Uma servidora pública de Retirolândia, no nordeste da Bahia, é investigada por supostamente receber o benefício do Bolsa Família e auxílio gás, mesmo com um salário mensal de R$ 4.054,24. A denúncia, feita por moradores ao Portal A TARDE, levanta suspeitas sobre favorecimento e uso indevido de recursos públicos na gestão municipal.
Alice Santana de Andrade, diretora da Secretaria de Educação, estaria recebendo R$ 950 mensais do Bolsa Família. O repasse, segundo a denúncia, teria autorização do secretário municipal de Assistência Social e vice-prefeito, Railton Costa, conhecido como 'Rau'.
De acordo com o secretário Railton Costa, a servidora recebe o Bolsa Família desde 2017, antes de sua gestão na pasta. Ele afirmou que o município não tem controle sobre a seleção do auxílio gás, que é feita diretamente pelo Ministério do Desenvolvimento e Assistência Social, Família e Combate à Fome (MDS).
Outras denúncias e suspeitas de nepotismo
A denúncia também envolve o marido de Alice, Ronald Sampaio, empresário local e proprietário de um posto de combustível. Ele é suspeito de manter diversos contratos com a prefeitura, especialmente com a Secretaria de Educação, incluindo locação de veículos e fornecimento de combustíveis.
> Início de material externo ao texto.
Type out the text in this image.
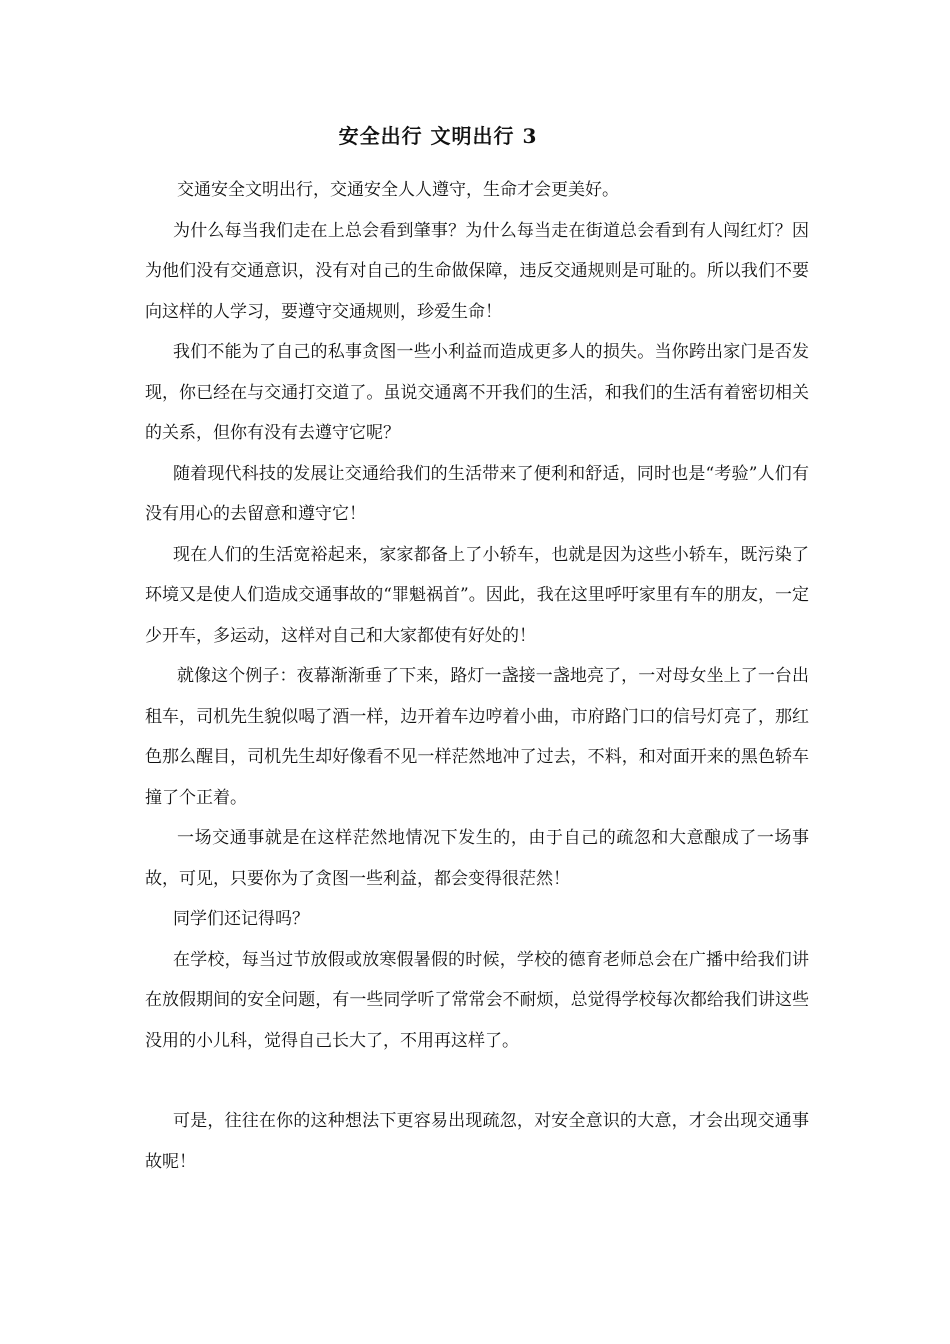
安全出行 文明出行 3

交通安全文明出行，交通安全人人遵守，生命才会更美好。

为什么每当我们走在上总会看到肇事？为什么每当走在街道总会看到有人闯红灯？因为他们没有交通意识，没有对自己的生命做保障，违反交通规则是可耻的。所以我们不要向这样的人学习，要遵守交通规则，珍爱生命！

我们不能为了自己的私事贪图一些小利益而造成更多人的损失。当你跨出家门是否发现，你已经在与交通打交道了。虽说交通离不开我们的生活，和我们的生活有着密切相关的关系，但你有没有去遵守它呢？

随着现代科技的发展让交通给我们的生活带来了便利和舒适，同时也是“考验”人们有没有用心的去留意和遵守它！

现在人们的生活宽裕起来，家家都备上了小轿车，也就是因为这些小轿车，既污染了环境又是使人们造成交通事故的“罪魁祸首”。因此，我在这里呼吁家里有车的朋友，一定少开车，多运动，这样对自己和大家都使有好处的！

就像这个例子：夜幕渐渐垂了下来，路灯一盏接一盏地亮了，一对母女坐上了一台出租车，司机先生貌似喝了酒一样，边开着车边哼着小曲，市府路门口的信号灯亮了，那红色那么醒目，司机先生却好像看不见一样茫然地冲了过去，不料，和对面开来的黑色轿车撞了个正着。

一场交通事就是在这样茫然地情况下发生的，由于自己的疏忽和大意酿成了一场事故，可见，只要你为了贪图一些利益，都会变得很茫然！

同学们还记得吗？

在学校，每当过节放假或放寒假暑假的时候，学校的德育老师总会在广播中给我们讲在放假期间的安全问题，有一些同学听了常常会不耐烦，总觉得学校每次都给我们讲这些没用的小儿科，觉得自己长大了，不用再这样了。

可是，往往在你的这种想法下更容易出现疏忽，对安全意识的大意，才会出现交通事故呢！
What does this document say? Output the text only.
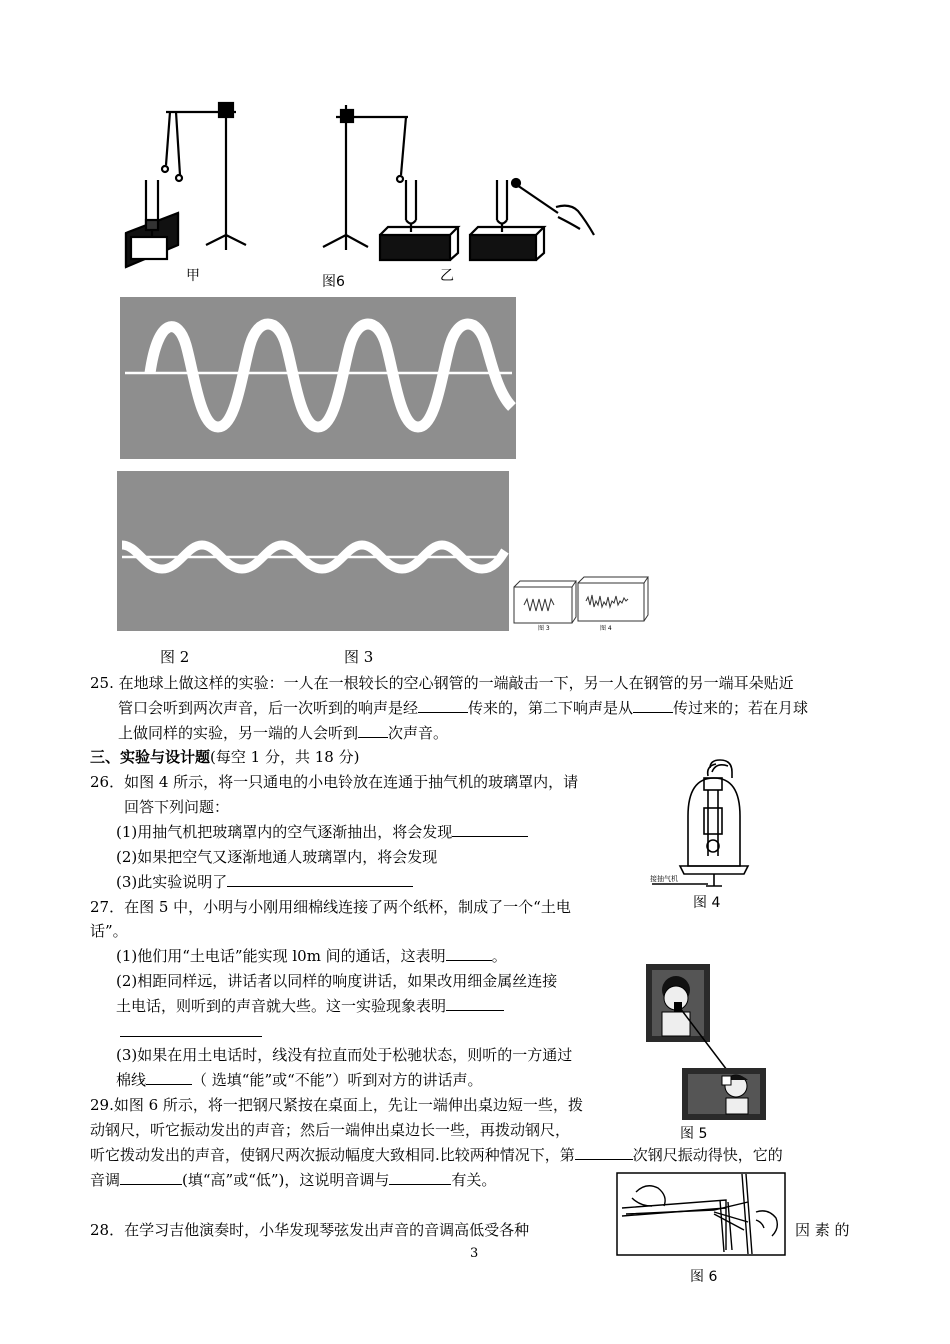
甲	图6	乙
图 3	图 4
图 2	图 3
25. 在地球上做这样的实验：一人在一根较长的空心钢管的一端敲击一下，另一人在钢管的另一端耳朵贴近
管口会听到两次声音，后一次听到的响声是经	传来的，第二下响声是从	传过来的；若在月球
上做同样的实验，另一端的人会听到 次声音。
三、实验与设计题(每空 1 分，共 18 分)
26．如图 4 所示，将一只通电的小电铃放在连通于抽气机的玻璃罩内，请
回答下列问题：
(1)用抽气机把玻璃罩内的空气逐渐抽出，将会发现
(2)如果把空气又逐渐地通人玻璃罩内，将会发现
(3)此实验说明了	接抽气机
图 4
27．在图 5 中，小明与小刚用细棉线连接了两个纸杯，制成了一个“土电
话”。
(1)他们用“土电话”能实现 l0m 间的通话，这表明	。
(2)相距同样远，讲话者以同样的响度讲话，如果改用细金属丝连接
土电话，则听到的声音就大些。这一实验现象表明
(3)如果在用土电话时，线没有拉直而处于松驰状态，则听的一方通过
棉线	（ 选填“能”或“不能”）听到对方的讲话声。
图 5
29.如图 6 所示，将一把钢尺紧按在桌面上，先让一端伸出桌边短一些，拨
动钢尺，听它振动发出的声音；然后一端伸出桌边长一些，再拨动钢尺，
听它拨动发出的声音，使钢尺两次振动幅度大致相同.比较两种情况下，第	次钢尺振动得快，它的
音调	(填“高”或“低”)，这说明音调与	有关。
28．在学习吉他演奏时，小华发现琴弦发出声音的音调高低受各种	因 素 的
图 6
3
Moradores questionam a legalidade desses contratos, alegando ausência de licitação em alguns casos. A situação contrasta com a realidade de famílias em vulnerabilidade no município, que dependem do Bolsa Família para subsistência.
Além disso, a denúncia aponta indícios de nepotismo. Ronald Sampaio, conhecido como Ronaldinho do RR, seria sobrinho do prefeito José Egnildo dos Santos, o Guene, e primo da secretária de Educação, Renilma Rios. A Súmula Vinculante nº 13 do Supremo Tribunal Federal (STF) proíbe a nomeação de parentes até o terceiro grau para cargos comissionados, de chefia ou assessoramento na administração pública.
A prefeitura de Retirolândia não se pronunciou sobre as demais acusações até a publicação desta reportagem. As denúncias são investigadas pelas autoridades competentes.